To get slightly off Matthijs’s immediate question, the fact that the First World worker exchanges a product that embodies far more c per hour of their labour than the product of the Third World worker is the secret of the First World worker’s wage advantage. It means that a small amount of First World labour (in terms of labour hours) can appropriate the product of the labour of a much larger amount of Third World labour in terms of labour hours. Ironically, for Marxists, the First World worker’s advantage in this regard is due to the unequal endowment of capital owned by the First World worker’s capitalist. Thus capitalism tends to work in the First World worker’s favour.

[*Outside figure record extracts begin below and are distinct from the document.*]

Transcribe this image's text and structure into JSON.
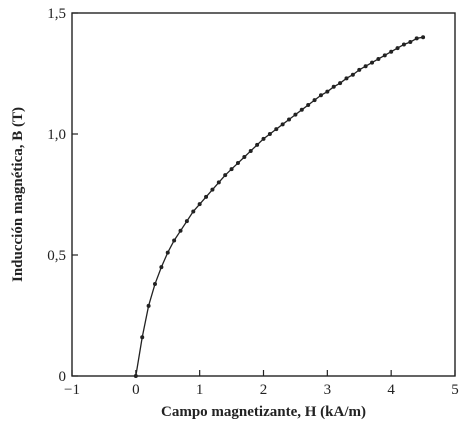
{
  "chart_data": {
    "type": "line",
    "title": "",
    "xlabel": "Campo magnetizante, H  (kA/m)",
    "ylabel": "Inducción magnética, B  (T)",
    "xlim": [
      -1,
      5
    ],
    "ylim": [
      0,
      1.5
    ],
    "x_ticks": [
      -1,
      0,
      1,
      2,
      3,
      4,
      5
    ],
    "y_ticks": [
      0,
      0.5,
      1.0,
      1.5
    ],
    "x_tick_labels": [
      "−1",
      "0",
      "1",
      "2",
      "3",
      "4",
      "5"
    ],
    "y_tick_labels": [
      "0",
      "0,5",
      "1,0",
      "1,5"
    ],
    "grid": false,
    "series": [
      {
        "color": "#222222",
        "marker": "dot",
        "points": [
          [
            0.0,
            0.0
          ],
          [
            0.1,
            0.16
          ],
          [
            0.2,
            0.29
          ],
          [
            0.3,
            0.38
          ],
          [
            0.4,
            0.45
          ],
          [
            0.5,
            0.51
          ],
          [
            0.6,
            0.56
          ],
          [
            0.7,
            0.6
          ],
          [
            0.8,
            0.64
          ],
          [
            0.9,
            0.68
          ],
          [
            1.0,
            0.71
          ],
          [
            1.1,
            0.74
          ],
          [
            1.2,
            0.77
          ],
          [
            1.3,
            0.8
          ],
          [
            1.4,
            0.83
          ],
          [
            1.5,
            0.855
          ],
          [
            1.6,
            0.88
          ],
          [
            1.7,
            0.905
          ],
          [
            1.8,
            0.93
          ],
          [
            1.9,
            0.955
          ],
          [
            2.0,
            0.98
          ],
          [
            2.1,
            1.0
          ],
          [
            2.2,
            1.02
          ],
          [
            2.3,
            1.04
          ],
          [
            2.4,
            1.06
          ],
          [
            2.5,
            1.08
          ],
          [
            2.6,
            1.1
          ],
          [
            2.7,
            1.12
          ],
          [
            2.8,
            1.14
          ],
          [
            2.9,
            1.16
          ],
          [
            3.0,
            1.175
          ],
          [
            3.1,
            1.195
          ],
          [
            3.2,
            1.21
          ],
          [
            3.3,
            1.23
          ],
          [
            3.4,
            1.245
          ],
          [
            3.5,
            1.265
          ],
          [
            3.6,
            1.28
          ],
          [
            3.7,
            1.295
          ],
          [
            3.8,
            1.31
          ],
          [
            3.9,
            1.325
          ],
          [
            4.0,
            1.34
          ],
          [
            4.1,
            1.355
          ],
          [
            4.2,
            1.37
          ],
          [
            4.3,
            1.38
          ],
          [
            4.4,
            1.395
          ],
          [
            4.5,
            1.4
          ]
        ]
      }
    ]
  }
}
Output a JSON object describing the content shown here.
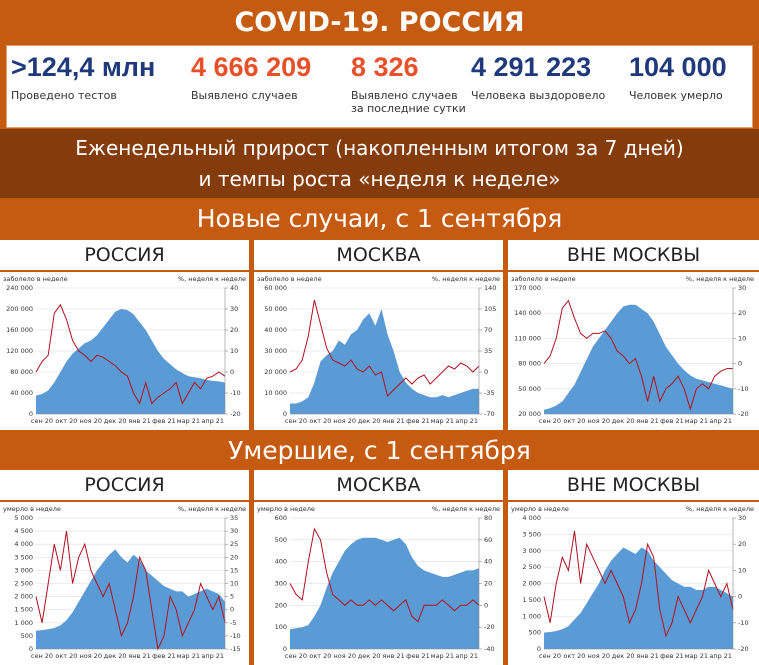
{
  "header": {
    "title": "COVID-19. РОССИЯ"
  },
  "stats": [
    {
      "value": ">124,4 млн",
      "label": "Проведено тестов",
      "color": "#1f3a7a"
    },
    {
      "value": "4 666 209",
      "label": "Выявлено случаев",
      "color": "#e8502a"
    },
    {
      "value": "8 326",
      "label": "Выявлено случаев за последние сутки",
      "color": "#e8502a"
    },
    {
      "value": "4 291 223",
      "label": "Человека выздоровело",
      "color": "#1f3a7a"
    },
    {
      "value": "104 000",
      "label": "Человек умерло",
      "color": "#1f3a7a"
    }
  ],
  "banner": {
    "line1": "Еженедельный прирост (накопленным итогом за 7 дней)",
    "line2": "и темпы роста «неделя к неделе»"
  },
  "sections": [
    {
      "title": "Новые случаи, с 1 сентября"
    },
    {
      "title": "Умершие, с 1 сентября"
    }
  ],
  "chart_data": [
    {
      "type": "area",
      "title": "РОССИЯ",
      "ylabel": "заболело в неделе",
      "y2label": "%, неделя к неделе",
      "categories": [
        "сен 20",
        null,
        null,
        null,
        "окт 20",
        null,
        null,
        null,
        "ноя 20",
        null,
        null,
        null,
        "дек 20",
        null,
        null,
        null,
        "янв 21",
        null,
        null,
        null,
        "фев 21",
        null,
        null,
        null,
        "мар 21",
        null,
        null,
        null,
        "апр 21",
        null,
        null,
        null
      ],
      "ylim": [
        0,
        240000
      ],
      "yticks": [
        0,
        {
          "value": 40000,
          "label": "40 000"
        },
        {
          "value": 80000,
          "label": "80 000"
        },
        {
          "value": 120000,
          "label": "120 000"
        },
        {
          "value": 160000,
          "label": "160 000"
        },
        {
          "value": 200000,
          "label": "200 000"
        },
        {
          "value": 240000,
          "label": "240 000"
        }
      ],
      "y2lim": [
        -20,
        40
      ],
      "y2ticks": [
        -20,
        -10,
        0,
        10,
        20,
        30,
        40
      ],
      "series": [
        {
          "color": "#5b9bd5",
          "values": [
            35000,
            38000,
            45000,
            60000,
            80000,
            100000,
            115000,
            125000,
            135000,
            140000,
            150000,
            165000,
            180000,
            195000,
            200000,
            198000,
            190000,
            175000,
            160000,
            140000,
            120000,
            105000,
            95000,
            85000,
            78000,
            72000,
            70000,
            68000,
            65000,
            63000,
            62000,
            60000
          ]
        },
        {
          "color": "#b01020",
          "axis": "y2",
          "values": [
            0,
            5,
            8,
            28,
            32,
            25,
            15,
            10,
            8,
            5,
            8,
            7,
            5,
            3,
            0,
            -2,
            -10,
            -15,
            -5,
            -15,
            -12,
            -10,
            -8,
            -5,
            -15,
            -10,
            -5,
            -8,
            -3,
            -2,
            0,
            -2
          ]
        }
      ]
    },
    {
      "type": "area",
      "title": "МОСКВА",
      "ylabel": "заболело в неделе",
      "y2label": "%, неделя к неделе",
      "categories": [
        "сен 20",
        null,
        null,
        null,
        "окт 20",
        null,
        null,
        null,
        "ноя 20",
        null,
        null,
        null,
        "дек 20",
        null,
        null,
        null,
        "янв 21",
        null,
        null,
        null,
        "фев 21",
        null,
        null,
        null,
        "мар 21",
        null,
        null,
        null,
        "апр 21",
        null,
        null,
        null
      ],
      "ylim": [
        0,
        60000
      ],
      "yticks": [
        0,
        {
          "value": 10000,
          "label": "10 000"
        },
        {
          "value": 20000,
          "label": "20 000"
        },
        {
          "value": 30000,
          "label": "30 000"
        },
        {
          "value": 40000,
          "label": "40 000"
        },
        {
          "value": 50000,
          "label": "50 000"
        },
        {
          "value": 60000,
          "label": "60 000"
        }
      ],
      "y2lim": [
        -70,
        140
      ],
      "y2ticks": [
        -70,
        -35,
        0,
        35,
        70,
        105,
        140
      ],
      "series": [
        {
          "color": "#5b9bd5",
          "values": [
            5000,
            5000,
            6000,
            8000,
            15000,
            25000,
            28000,
            30000,
            35000,
            33000,
            38000,
            40000,
            45000,
            48000,
            42000,
            50000,
            38000,
            30000,
            20000,
            15000,
            12000,
            10000,
            9000,
            8000,
            8000,
            9000,
            8000,
            9000,
            10000,
            11000,
            12000,
            12000
          ]
        },
        {
          "color": "#b01020",
          "axis": "y2",
          "values": [
            0,
            5,
            20,
            60,
            120,
            80,
            40,
            20,
            15,
            10,
            20,
            5,
            0,
            10,
            -5,
            0,
            -40,
            -30,
            -20,
            -10,
            -20,
            -10,
            -5,
            -20,
            -10,
            0,
            10,
            5,
            15,
            10,
            0,
            10
          ]
        }
      ]
    },
    {
      "type": "area",
      "title": "ВНЕ МОСКВЫ",
      "ylabel": "заболело в неделе",
      "y2label": "%, неделя к неделе",
      "categories": [
        "сен 20",
        null,
        null,
        null,
        "окт 20",
        null,
        null,
        null,
        "ноя 20",
        null,
        null,
        null,
        "дек 20",
        null,
        null,
        null,
        "янв 21",
        null,
        null,
        null,
        "фев 21",
        null,
        null,
        null,
        "мар 21",
        null,
        null,
        null,
        "апр 21",
        null,
        null,
        null
      ],
      "ylim": [
        20000,
        170000
      ],
      "yticks": [
        {
          "value": 20000,
          "label": "20 000"
        },
        {
          "value": 50000,
          "label": "50 000"
        },
        {
          "value": 80000,
          "label": "80 000"
        },
        {
          "value": 110000,
          "label": "110 000"
        },
        {
          "value": 140000,
          "label": "140 000"
        },
        {
          "value": 170000,
          "label": "170 000"
        }
      ],
      "y2lim": [
        -20,
        30
      ],
      "y2ticks": [
        -20,
        -10,
        0,
        10,
        20,
        30
      ],
      "series": [
        {
          "color": "#5b9bd5",
          "values": [
            25000,
            27000,
            30000,
            35000,
            45000,
            55000,
            70000,
            85000,
            100000,
            110000,
            120000,
            130000,
            140000,
            148000,
            150000,
            150000,
            145000,
            140000,
            130000,
            115000,
            100000,
            90000,
            80000,
            72000,
            66000,
            62000,
            60000,
            58000,
            56000,
            54000,
            52000,
            50000
          ]
        },
        {
          "color": "#b01020",
          "axis": "y2",
          "values": [
            0,
            3,
            10,
            22,
            25,
            18,
            12,
            10,
            12,
            12,
            13,
            10,
            5,
            3,
            0,
            2,
            -5,
            -15,
            -5,
            -15,
            -10,
            -8,
            -5,
            -10,
            -18,
            -10,
            -8,
            -10,
            -5,
            -3,
            -2,
            -2
          ]
        }
      ]
    },
    {
      "type": "area",
      "title": "РОССИЯ",
      "ylabel": "умерло в неделе",
      "y2label": "%, неделя к неделе",
      "categories": [
        "сен 20",
        null,
        null,
        null,
        "окт 20",
        null,
        null,
        null,
        "ноя 20",
        null,
        null,
        null,
        "дек 20",
        null,
        null,
        null,
        "янв 21",
        null,
        null,
        null,
        "фев 21",
        null,
        null,
        null,
        "мар 21",
        null,
        null,
        null,
        "апр 21",
        null,
        null,
        null
      ],
      "ylim": [
        0,
        5000
      ],
      "yticks": [
        0,
        500,
        {
          "value": 1000,
          "label": "1 000"
        },
        {
          "value": 1500,
          "label": "1 500"
        },
        {
          "value": 2000,
          "label": "2 000"
        },
        {
          "value": 2500,
          "label": "2 500"
        },
        {
          "value": 3000,
          "label": "3 000"
        },
        {
          "value": 3500,
          "label": "3 500"
        },
        {
          "value": 4000,
          "label": "4 000"
        },
        {
          "value": 4500,
          "label": "4 500"
        },
        {
          "value": 5000,
          "label": "5 000"
        }
      ],
      "y2lim": [
        -15,
        35
      ],
      "y2ticks": [
        -15,
        -10,
        -5,
        0,
        5,
        10,
        15,
        20,
        25,
        30,
        35
      ],
      "series": [
        {
          "color": "#5b9bd5",
          "values": [
            700,
            720,
            750,
            800,
            900,
            1100,
            1400,
            1800,
            2200,
            2600,
            3000,
            3300,
            3600,
            3800,
            3500,
            3300,
            3600,
            3400,
            3000,
            2800,
            2600,
            2400,
            2300,
            2200,
            2200,
            2000,
            2100,
            2200,
            2300,
            2200,
            2100,
            1800
          ]
        },
        {
          "color": "#b01020",
          "axis": "y2",
          "values": [
            5,
            -5,
            10,
            25,
            15,
            30,
            10,
            20,
            25,
            15,
            10,
            5,
            10,
            0,
            -10,
            -5,
            5,
            20,
            15,
            0,
            -15,
            -10,
            5,
            0,
            -10,
            -5,
            0,
            10,
            5,
            0,
            5,
            -5
          ]
        }
      ]
    },
    {
      "type": "area",
      "title": "МОСКВА",
      "ylabel": "умерло в неделе",
      "y2label": "%, неделя к неделе",
      "categories": [
        "сен 20",
        null,
        null,
        null,
        "окт 20",
        null,
        null,
        null,
        "ноя 20",
        null,
        null,
        null,
        "дек 20",
        null,
        null,
        null,
        "янв 21",
        null,
        null,
        null,
        "фев 21",
        null,
        null,
        null,
        "мар 21",
        null,
        null,
        null,
        "апр 21",
        null,
        null,
        null
      ],
      "ylim": [
        0,
        600
      ],
      "yticks": [
        0,
        100,
        200,
        300,
        400,
        500,
        600
      ],
      "y2lim": [
        -40,
        80
      ],
      "y2ticks": [
        -40,
        -20,
        0,
        20,
        40,
        60,
        80
      ],
      "series": [
        {
          "color": "#5b9bd5",
          "values": [
            90,
            95,
            100,
            110,
            150,
            200,
            280,
            350,
            400,
            450,
            480,
            500,
            510,
            510,
            510,
            500,
            490,
            500,
            510,
            480,
            420,
            380,
            360,
            350,
            340,
            330,
            330,
            340,
            350,
            360,
            360,
            370
          ]
        },
        {
          "color": "#b01020",
          "axis": "y2",
          "values": [
            20,
            10,
            5,
            40,
            70,
            60,
            30,
            10,
            5,
            0,
            5,
            0,
            0,
            5,
            0,
            5,
            0,
            -5,
            0,
            5,
            -10,
            -15,
            0,
            0,
            0,
            5,
            0,
            -5,
            0,
            0,
            5,
            0
          ]
        }
      ]
    },
    {
      "type": "area",
      "title": "ВНЕ МОСКВЫ",
      "ylabel": "умерло в неделе",
      "y2label": "%, неделя к неделе",
      "categories": [
        "сен 20",
        null,
        null,
        null,
        "окт 20",
        null,
        null,
        null,
        "ноя 20",
        null,
        null,
        null,
        "дек 20",
        null,
        null,
        null,
        "янв 21",
        null,
        null,
        null,
        "фев 21",
        null,
        null,
        null,
        "мар 21",
        null,
        null,
        null,
        "апр 21",
        null,
        null,
        null
      ],
      "ylim": [
        0,
        4000
      ],
      "yticks": [
        0,
        500,
        {
          "value": 1000,
          "label": "1 000"
        },
        {
          "value": 1500,
          "label": "1 500"
        },
        {
          "value": 2000,
          "label": "2 000"
        },
        {
          "value": 2500,
          "label": "2 500"
        },
        {
          "value": 3000,
          "label": "3 000"
        },
        {
          "value": 3500,
          "label": "3 500"
        },
        {
          "value": 4000,
          "label": "4 000"
        }
      ],
      "y2lim": [
        -20,
        30
      ],
      "y2ticks": [
        -20,
        -10,
        0,
        10,
        20,
        30
      ],
      "series": [
        {
          "color": "#5b9bd5",
          "values": [
            500,
            520,
            550,
            600,
            700,
            900,
            1100,
            1400,
            1700,
            2000,
            2400,
            2700,
            2900,
            3100,
            3000,
            2900,
            3100,
            3000,
            2700,
            2500,
            2300,
            2100,
            2000,
            1900,
            1900,
            1800,
            1800,
            1900,
            1900,
            1800,
            1700,
            1600
          ]
        },
        {
          "color": "#b01020",
          "axis": "y2",
          "values": [
            0,
            -10,
            5,
            15,
            10,
            25,
            5,
            20,
            15,
            10,
            5,
            10,
            5,
            0,
            -10,
            -5,
            5,
            20,
            15,
            -5,
            -15,
            -10,
            0,
            -5,
            -10,
            -5,
            0,
            10,
            5,
            0,
            5,
            -5
          ]
        }
      ]
    }
  ]
}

So to recap, the higher c embodied in an hour of First World worker’s labour means that the product of the much smaller amount of labour time expended in the First World can exchange for a vast mass of Third World labour hours. The First World worker gains advantage from this, as much as the First World capitalist, because labour market conditions in the First World allow their wages to go much above the level of the reproduction of labour. This is due mainly to immigration controls in the First World but also trade union action and other factors such as the existence of minimum wage legislation.”